Partendo dall’uccisione di Gheddafi, Michael Bay ci introduce dentro i nuovi scenari creati dalla drammatica uscita di scena del dittatore. Da una parte i bambini che giocano cavalcioni sopra il cannone dei carri armati, dall’altra un popolo, quello libico, frammentato, con fazioni che si moltiplicano, l’una sospettosa dell’altra, tutti contro tutti. Una squadra di Guardie di sicurezza, reparto che opera in appoggio e su disposizioni della Cia, ha il compito di proteggere l’appartamento dell’ambasciatore statunitense e una base segreta americana, che la Cia aveva strategicamente stabilito in incognito a ridosso di una vecchia porcilaia. Evocativo il nome della base: “Zombilandia”. Il Consolato e la base però vengono attaccati, si chiede l’aiuto aereo da Sigonella che non arriva, la difesa delle forze statunitensi è strenua ma qualcuno ci rimette la vita, compreso l’ambasciatore Chris Stevens. Era l’11 settembre del 2012. La data vi ricorda qualcosa?
È un film d’azione e di guerra, sul filone dei film bellici americani.
Certo, non c’è l’impiego del napalm e “Charlie” non è mimetizzato nella foresta. Qui ci sono droni e satelliti e il nemico “è in mezzo a noi”, in città, dove non si distinguono i buoni dai cattivi. Ma gli ingredienti canonici dell’epica interventista americana ci sono tutti, e Michael Bay li maneggia con padronanza e furbizia. C’è il soldato che ha lasciato in patria la moglie incinta, c’è quello che si commuove quando parla con i figli via skype, nel bel mezzo del combattimento c’è il senso di isolamento (“tutti sanno cosa sta succedendo tranne noi”) e c’è la battuta sdrammatizzante (“pensavo di avere una serata tranquilla”), ci sono i “rimpianti” per le guerre precedenti (“In Iraq c’era sempre qualcuno che ci tirava fuori dalla merda, qui non abbiamo niente e nessuno”) e momenti di umanità (“Non sparo ai bambini”), fino all’immancabile “ritorneremo a casa, te lo prometto”.

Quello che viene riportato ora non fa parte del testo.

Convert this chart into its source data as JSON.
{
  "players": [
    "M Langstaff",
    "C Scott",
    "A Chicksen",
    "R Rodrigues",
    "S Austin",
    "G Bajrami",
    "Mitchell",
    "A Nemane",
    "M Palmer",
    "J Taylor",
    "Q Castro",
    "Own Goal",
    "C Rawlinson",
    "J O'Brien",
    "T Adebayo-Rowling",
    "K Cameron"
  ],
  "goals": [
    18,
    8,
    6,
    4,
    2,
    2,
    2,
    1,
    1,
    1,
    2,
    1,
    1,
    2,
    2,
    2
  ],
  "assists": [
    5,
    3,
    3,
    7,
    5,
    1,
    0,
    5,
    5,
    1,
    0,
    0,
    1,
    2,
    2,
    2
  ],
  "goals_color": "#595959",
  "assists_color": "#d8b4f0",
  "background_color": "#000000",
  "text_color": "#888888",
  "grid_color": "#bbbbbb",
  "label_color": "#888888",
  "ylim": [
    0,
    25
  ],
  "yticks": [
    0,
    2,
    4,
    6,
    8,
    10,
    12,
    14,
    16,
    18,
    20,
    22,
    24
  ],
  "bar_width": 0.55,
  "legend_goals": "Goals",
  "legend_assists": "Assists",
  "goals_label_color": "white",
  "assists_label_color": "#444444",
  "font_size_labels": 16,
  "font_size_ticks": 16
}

Le interpretazioni sono misurate anche se talvolta si ha la sensazione che il doppiaggio le penalizzi. In compenso le oltre due ore di pellicola passano piacevolmente, con tanta azione, tanti proiettili e tanti spettacolari combattimenti notturni. Nulla di nuovo, dunque, nella Bengasi di Bay, quantomeno nulla che non sia già stato visto prima. Nonostante ciò l’assoluto merito di 13 Hours: The Secret Soldiers of Benghazi è quello di aver riportato a galla una brutta e dolorosa storia recente e averla spiegata con un’onestà intellettuale di fondo che va assolutamente riconosciuta al regista. Nel finale il film documenta l’avanzata dell’Isis, ma questa è un’altra storia.